[Python-ideas] Re: Incremental step on road to improving situation around iterable strings

3 Mar 2020

      On Mar 2, 2020, at 15:13, Steven D'Aprano <steve@pearwood.info> wrote:
...
On Sun, Feb 23, 2020 at 01:46:53PM -0500, Richard Damon wrote:
...
I would agree with this. In my mind, fundamentally a 'string' is a
sequence of characters, not strings,
If people are going to seriously propose this Character type, I think 
they need to be more concrete about the proposal and not just hand-wave 
it as "strings are sequences of characters".
I actually wrote a half-proposal on this several years back (plus a proof-of-concept implementation that adds the chr type, but doesn’t change str to use it or interact with it), but decided the backward compatibility problems were too big to go forward. I can dig it up if anyone’s interested, but I can summarize it and answer your questions from memory.

The type is called chr, it represents a single Unicode code unit, and it can be constructed from a chr, a length-1 str, or an int. It has an __int__ method but not an __index__. The repr is chr("A"); the str is just A. It is not Iterable—this is the whole point, after all, that recursing on iter(element) hits a base case.

Note that a chr can not represent an extended grapheme cluster; that would have to be represented as a str, or as some new type that’s also a Sequence[chr]. But since Python strings don’t act like sequences of EGCs today, that’s not a new problem.
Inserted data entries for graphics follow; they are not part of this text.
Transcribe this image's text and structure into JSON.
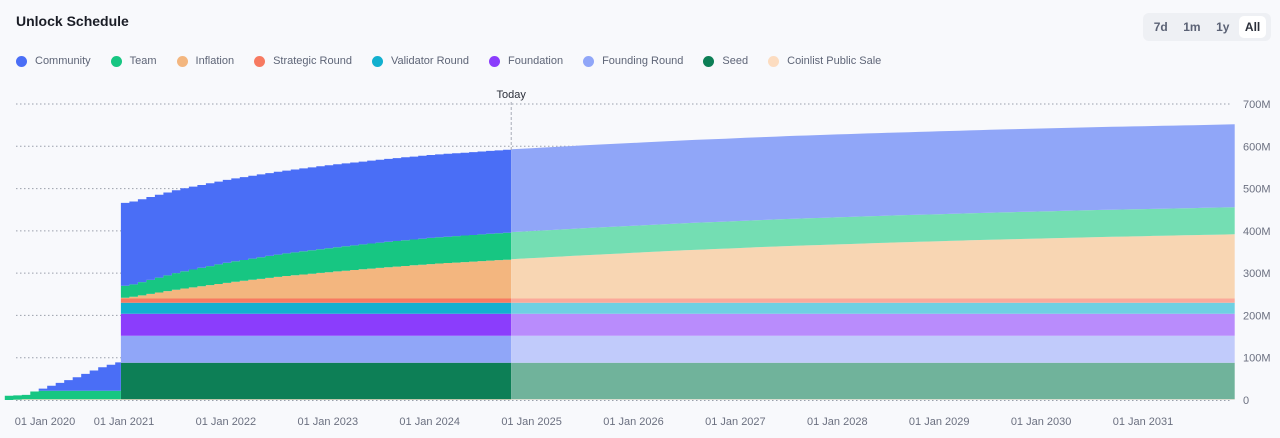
{
  "header": {
    "title": "Unlock Schedule"
  },
  "range_selector": {
    "options": [
      "7d",
      "1m",
      "1y",
      "All"
    ],
    "selected": "All"
  },
  "chart_data": {
    "type": "area",
    "title": "Unlock Schedule",
    "xlabel": "",
    "ylabel": "",
    "stacked": true,
    "x_unit": "year",
    "x_range": [
      2019.8,
      2031.92
    ],
    "ylim": [
      0,
      700
    ],
    "y_unit": "M",
    "y_ticks": [
      "0",
      "100M",
      "200M",
      "300M",
      "400M",
      "500M",
      "600M",
      "700M"
    ],
    "y_tick_values": [
      0,
      100,
      200,
      300,
      400,
      500,
      600,
      700
    ],
    "x_ticks": [
      "01 Jan 2020",
      "01 Jan 2021",
      "01 Jan 2022",
      "01 Jan 2023",
      "01 Jan 2024",
      "01 Jan 2025",
      "01 Jan 2026",
      "01 Jan 2027",
      "01 Jan 2028",
      "01 Jan 2029",
      "01 Jan 2030",
      "01 Jan 2031"
    ],
    "x_tick_values": [
      2020,
      2021,
      2022,
      2023,
      2024,
      2025,
      2026,
      2027,
      2028,
      2029,
      2030,
      2031
    ],
    "grid": true,
    "legend_position": "top-left",
    "today": {
      "label": "Today",
      "x": 2024.8
    },
    "x": [
      2019.83,
      2020.0,
      2020.1,
      2020.25,
      2020.5,
      2020.75,
      2020.96,
      2021.0,
      2021.5,
      2022.0,
      2022.5,
      2023.0,
      2023.5,
      2024.0,
      2024.8,
      2025.5,
      2026.5,
      2027.5,
      2028.5,
      2029.5,
      2030.5,
      2031.92
    ],
    "series": [
      {
        "name": "Coinlist Public Sale",
        "color": "#fcdcc0",
        "values": [
          0,
          2,
          2,
          2,
          2,
          2,
          2,
          2,
          2,
          2,
          2,
          2,
          2,
          2,
          2,
          2,
          2,
          2,
          2,
          2,
          2,
          2
        ]
      },
      {
        "name": "Seed",
        "color": "#0d7f56",
        "values": [
          0,
          0,
          0,
          0,
          0,
          0,
          0,
          86,
          86,
          86,
          86,
          86,
          86,
          86,
          86,
          86,
          86,
          86,
          86,
          86,
          86,
          86
        ]
      },
      {
        "name": "Founding Round",
        "color": "#90a6f8",
        "values": [
          0,
          0,
          0,
          0,
          0,
          0,
          0,
          64,
          64,
          64,
          64,
          64,
          64,
          64,
          64,
          64,
          64,
          64,
          64,
          64,
          64,
          64
        ]
      },
      {
        "name": "Foundation",
        "color": "#8b3dfc",
        "values": [
          0,
          0,
          0,
          0,
          0,
          0,
          0,
          52,
          52,
          52,
          52,
          52,
          52,
          52,
          52,
          52,
          52,
          52,
          52,
          52,
          52,
          52
        ]
      },
      {
        "name": "Validator Round",
        "color": "#12b0cf",
        "values": [
          0,
          0,
          0,
          0,
          0,
          0,
          0,
          26,
          26,
          26,
          26,
          26,
          26,
          26,
          26,
          26,
          26,
          26,
          26,
          26,
          26,
          26
        ]
      },
      {
        "name": "Strategic Round",
        "color": "#f77a61",
        "values": [
          0,
          0,
          0,
          0,
          0,
          0,
          0,
          10,
          10,
          10,
          10,
          10,
          10,
          10,
          10,
          10,
          10,
          10,
          10,
          10,
          10,
          10
        ]
      },
      {
        "name": "Inflation",
        "color": "#f3b67f",
        "values": [
          0,
          0,
          0,
          0,
          0,
          0,
          0,
          2,
          22,
          38,
          52,
          63,
          73,
          82,
          93,
          102,
          114,
          124,
          132,
          139,
          145,
          152
        ]
      },
      {
        "name": "Team",
        "color": "#17c682",
        "values": [
          10,
          10,
          20,
          20,
          20,
          20,
          20,
          28,
          40,
          48,
          53,
          57,
          60,
          62,
          64,
          64,
          64,
          64,
          64,
          64,
          64,
          64
        ]
      },
      {
        "name": "Community",
        "color": "#4a6ef6",
        "values": [
          0,
          0,
          0,
          12,
          32,
          56,
          70,
          196,
          196,
          196,
          196,
          196,
          196,
          196,
          196,
          196,
          196,
          196,
          196,
          196,
          196,
          196
        ]
      }
    ],
    "projected_colors": {
      "Coinlist Public Sale": "#fdeadb",
      "Seed": "#70b39b",
      "Founding Round": "#c1cbfb",
      "Foundation": "#b98cfc",
      "Validator Round": "#6fd0e2",
      "Strategic Round": "#fba99a",
      "Inflation": "#f8d6b3",
      "Team": "#74deb3",
      "Community": "#90a6f8"
    },
    "legend": [
      {
        "label": "Community",
        "color": "#4a6ef6"
      },
      {
        "label": "Team",
        "color": "#17c682"
      },
      {
        "label": "Inflation",
        "color": "#f3b67f"
      },
      {
        "label": "Strategic Round",
        "color": "#f77a61"
      },
      {
        "label": "Validator Round",
        "color": "#12b0cf"
      },
      {
        "label": "Foundation",
        "color": "#8b3dfc"
      },
      {
        "label": "Founding Round",
        "color": "#90a6f8"
      },
      {
        "label": "Seed",
        "color": "#0d7f56"
      },
      {
        "label": "Coinlist Public Sale",
        "color": "#fcdcc0"
      }
    ]
  }
}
It could be used to hold code points (so bytes could also become a sequence of chr instead of int), but that seemed too confusing (if chr(196) could be either a UTF-8 lead byte or the single character 'Ä' depending on how you got it… that feels like reopening the door to the same problems Python 3 eliminated).

It has some of the same methods as str, like lower, but not those that are container-ish like find. (What about encode? translate? I can’t remember.)

Meanwhile, all the container-ish methods on str (including __contains__) can now take a chr, but can also still take a str (in which case they still do substring rather than containment tests). This is a little weird, but that weirdness is already in str today (x in y does not imply any(a==x for a in y) today; it would become true if x is chr but still not when x is str), and convenient enough that you wouldn’t want to get rid of it.

It would be really nice to be able to construct a str from any Iterable[chr], but of course that can’t work. So, how do you go back to a str once you’ve converted into a different Iterable of chr? You need a new alternate constructor classmethod like str.fromchars, I think.

IIRC, you can add chr to each other and to str, getting a str. You can also multiply them, getting a str (even chr("A")*1 is a str, not a chr). Again, it’s a little weird for non-sequence types to have sequence-like concat/repeat but I don’t think it looks confusing in actual examples, and again, it’s convenient enough that I think it’s worth it.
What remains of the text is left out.